Both through his closeness with the most essential artists of that era, and through his
own musical output (such as his 1972 Four Note Opera), Tom became a prominent
voice in so-called "New Music", pushing minimalist aesthetic to an extreme and very
personal level of purity and abstraction. From the late 1980s after moving to Paris,
his music became nearly entirely ruled by logical and mathematical principles,
thereby evading (or masking) the inevitable arbitrary choices that composing implies.
There does remain, however, a constant playfulness to Tom Johnson’s style, allowing him to engage in complicity with his performers and audience, with always a healthy dose of good-natured humor. Rather than posing as an inapproachable author who would be the sole bearer of transcendental inspiration, Tom makes it a point to expose the inner workings of his compositional devices, gently guiding us to reach a full, demystified understanding of musical systems. That purpose transpires not only through the countless jokes that his score always come with, but also through numerous explanation notes and didactical books that he wrote.
There isn’t any deep mystery to music. Music is logical, comsistent and within reach of our understanding. Isn’t that precisely what makes it beautiful?
Learn more about Tom Johnson and his music by visiting his publishing house’s website: editions75.com.
The Tom Johnson music school
Our music school wasn’t founded by Tom himself, but by Valentin Villenave who was, in the last decade of his life, one his closest associates.

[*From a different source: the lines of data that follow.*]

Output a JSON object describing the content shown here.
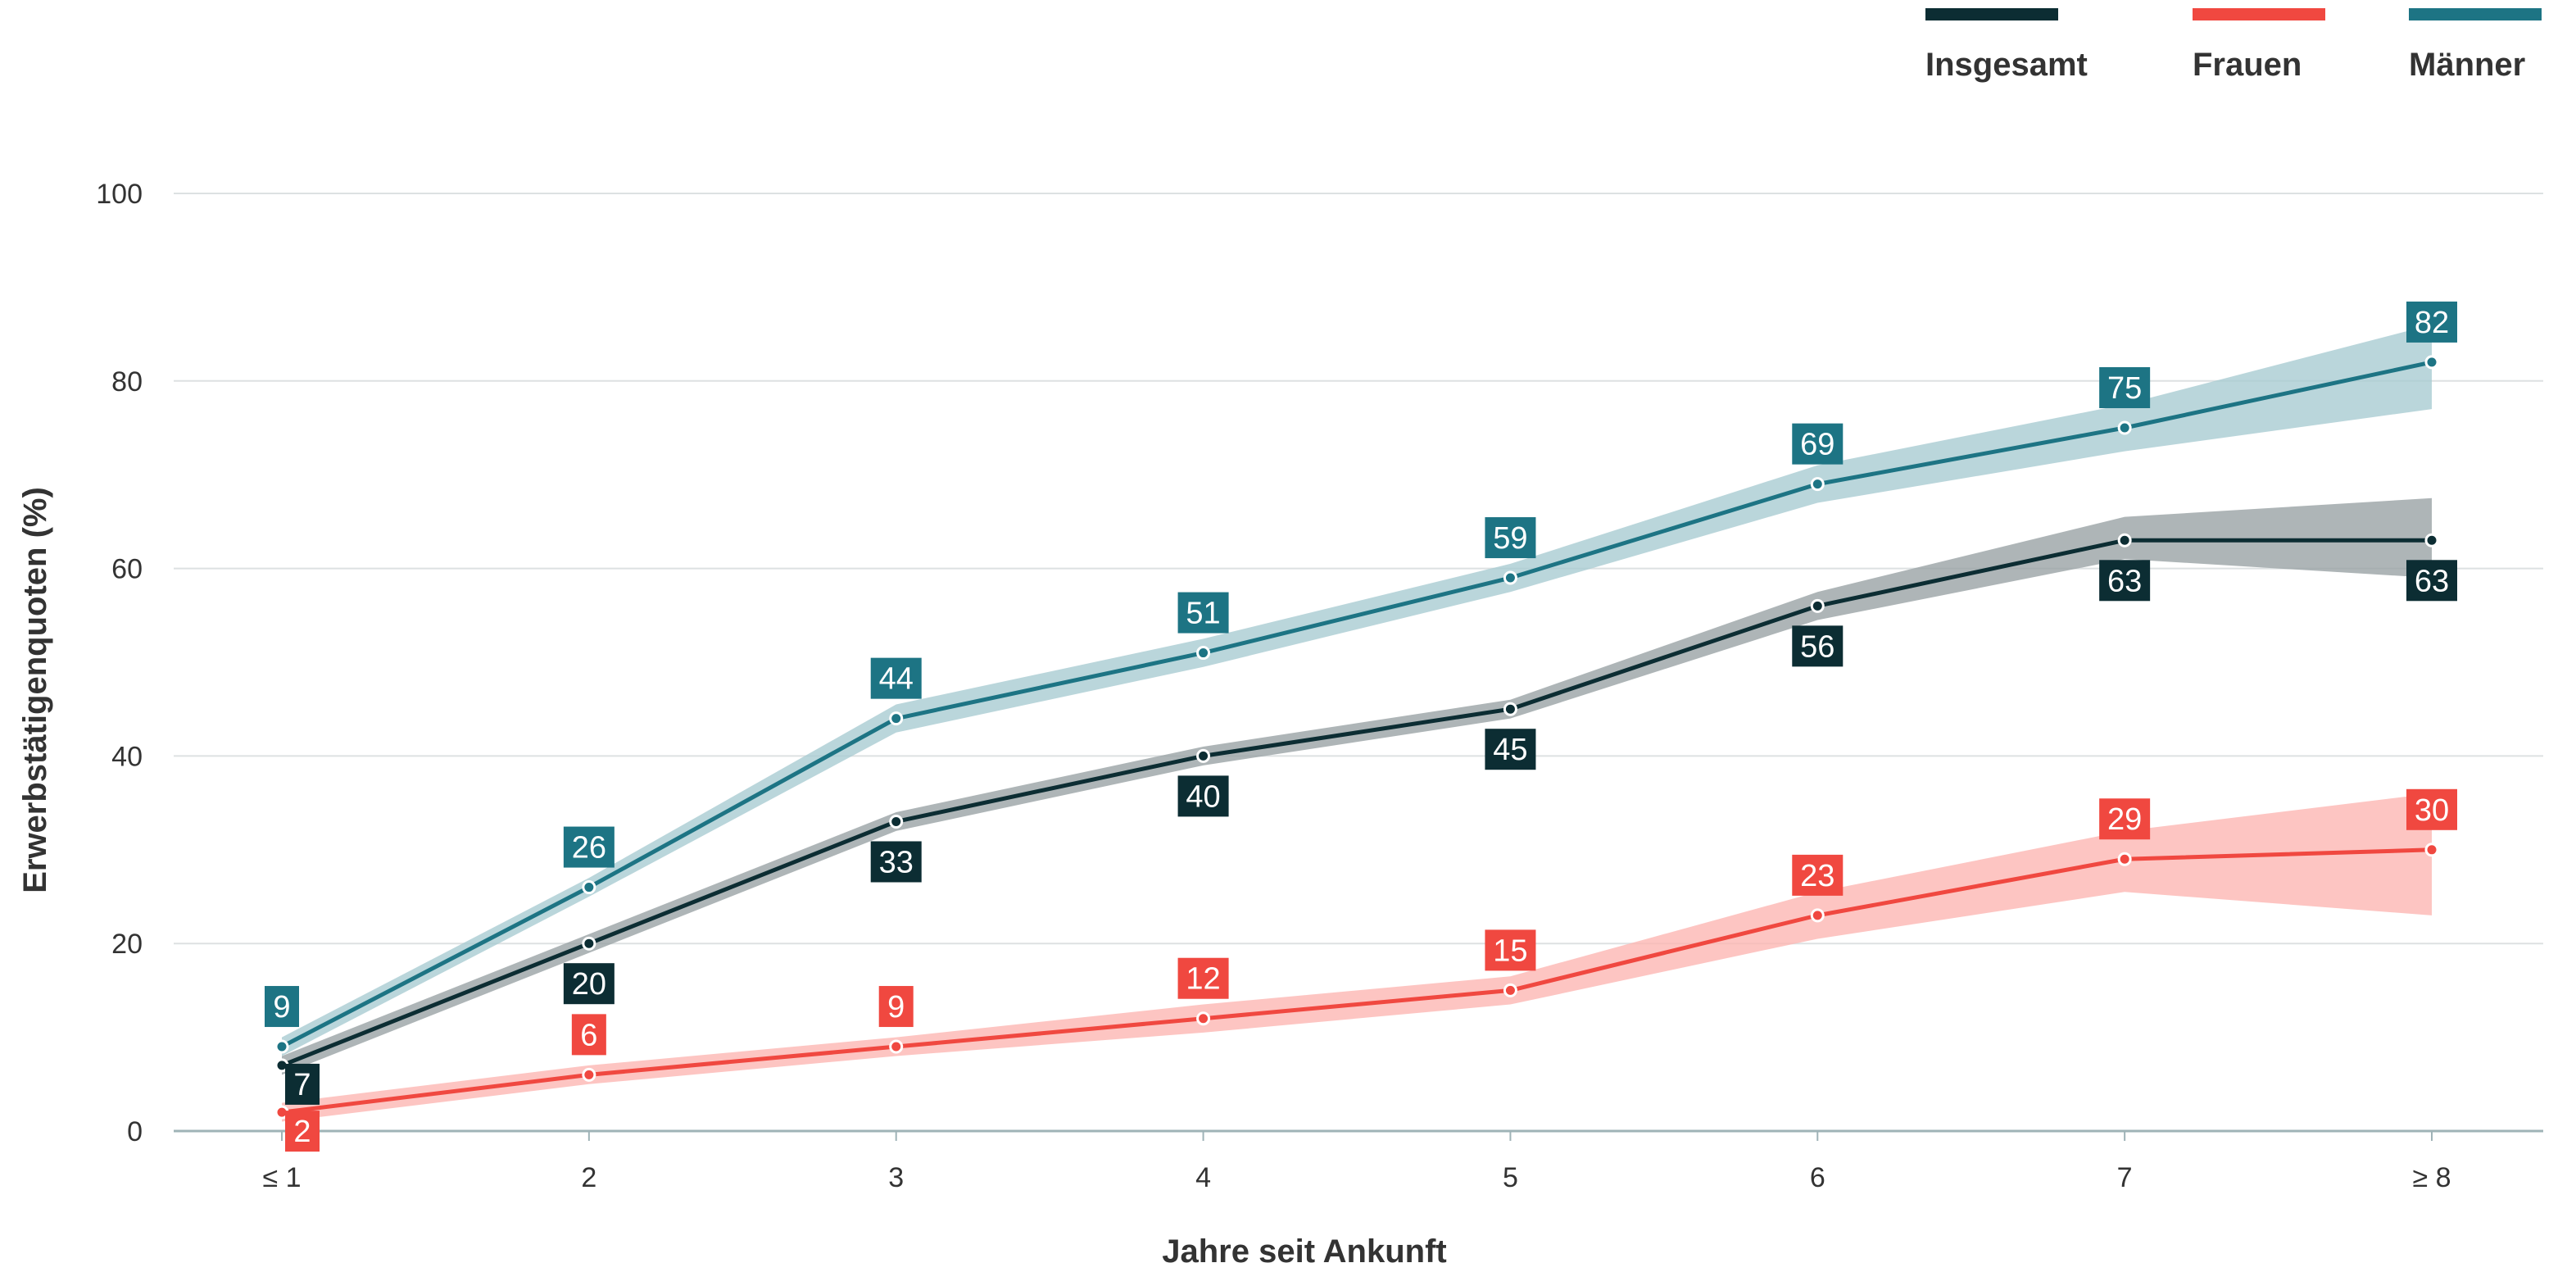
{
  "chart_data": {
    "type": "line",
    "xlabel": "Jahre seit Ankunft",
    "ylabel": "Erwerbstätigenquoten (%)",
    "categories": [
      "≤ 1",
      "2",
      "3",
      "4",
      "5",
      "6",
      "7",
      "≥ 8"
    ],
    "ylim": [
      0,
      100
    ],
    "yticks": [
      "0",
      "20",
      "40",
      "60",
      "80",
      "100"
    ],
    "grid": true,
    "legend_position": "top-right",
    "series": [
      {
        "name": "Insgesamt",
        "color": "#0c2d33",
        "band_color": "#9aa3a5",
        "values": [
          7,
          20,
          33,
          40,
          45,
          56,
          63,
          63
        ],
        "lower": [
          6,
          19,
          32,
          39,
          44,
          54.5,
          61,
          59
        ],
        "upper": [
          8,
          21,
          34,
          41,
          46,
          57.5,
          65.5,
          67.5
        ],
        "label_side": [
          "below",
          "below",
          "below",
          "below",
          "below",
          "below",
          "below",
          "below"
        ]
      },
      {
        "name": "Frauen",
        "color": "#f04840",
        "band_color": "#fcb6b3",
        "values": [
          2,
          6,
          9,
          12,
          15,
          23,
          29,
          30
        ],
        "lower": [
          1,
          5,
          8,
          10.5,
          13.5,
          20.5,
          25.5,
          23
        ],
        "upper": [
          3,
          7,
          10,
          13.5,
          16.5,
          25.5,
          32,
          36
        ],
        "label_side": [
          "below",
          "above",
          "above",
          "above",
          "above",
          "above",
          "above",
          "above"
        ]
      },
      {
        "name": "Männer",
        "color": "#1d7484",
        "band_color": "#a9ccd2",
        "values": [
          9,
          26,
          44,
          51,
          59,
          69,
          75,
          82
        ],
        "lower": [
          8,
          25,
          42.5,
          49.5,
          57.5,
          67,
          72.5,
          77
        ],
        "upper": [
          10,
          27,
          45.5,
          52.5,
          60.5,
          71,
          77.5,
          86
        ],
        "label_side": [
          "above",
          "above",
          "above",
          "above",
          "above",
          "above",
          "above",
          "above"
        ]
      }
    ]
  }
}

Working as an accompanist since age 11 and as a piano teacher since age 19,
Valentin was also trained in chamber music, harmony, counterpoint and
orchestration, and learned the double bass at a beginner level.
He has written hundreds of pedagogical scores as well as more ambitious
pieces, including an opera commissioned by the Montpellier national opera
house, and a whole catalogue of solo, chamber and symphonic music.
In addition to his musical training, he studied classical litterature
and has a Masters in art and science communication, as well as several
diplomas in art and computer teaching. His efforts to transmit knowledge
and skills have led him to produce many writings, videos and podcasts;
he also offers lectures, concerts and cultural actions in many forms,
as well as numerous masterclasses, academies and training sessions
encompassing music and computer teaching (aimed, among others, towards
disabled people).
The Tom Johnson music school is therefore intended for beginners of all ages and backgrounds as well as for experienced musicians; it regularly invites lecturers and performers from all over France, but also offers cultural actions in our whole region, including in rural areas.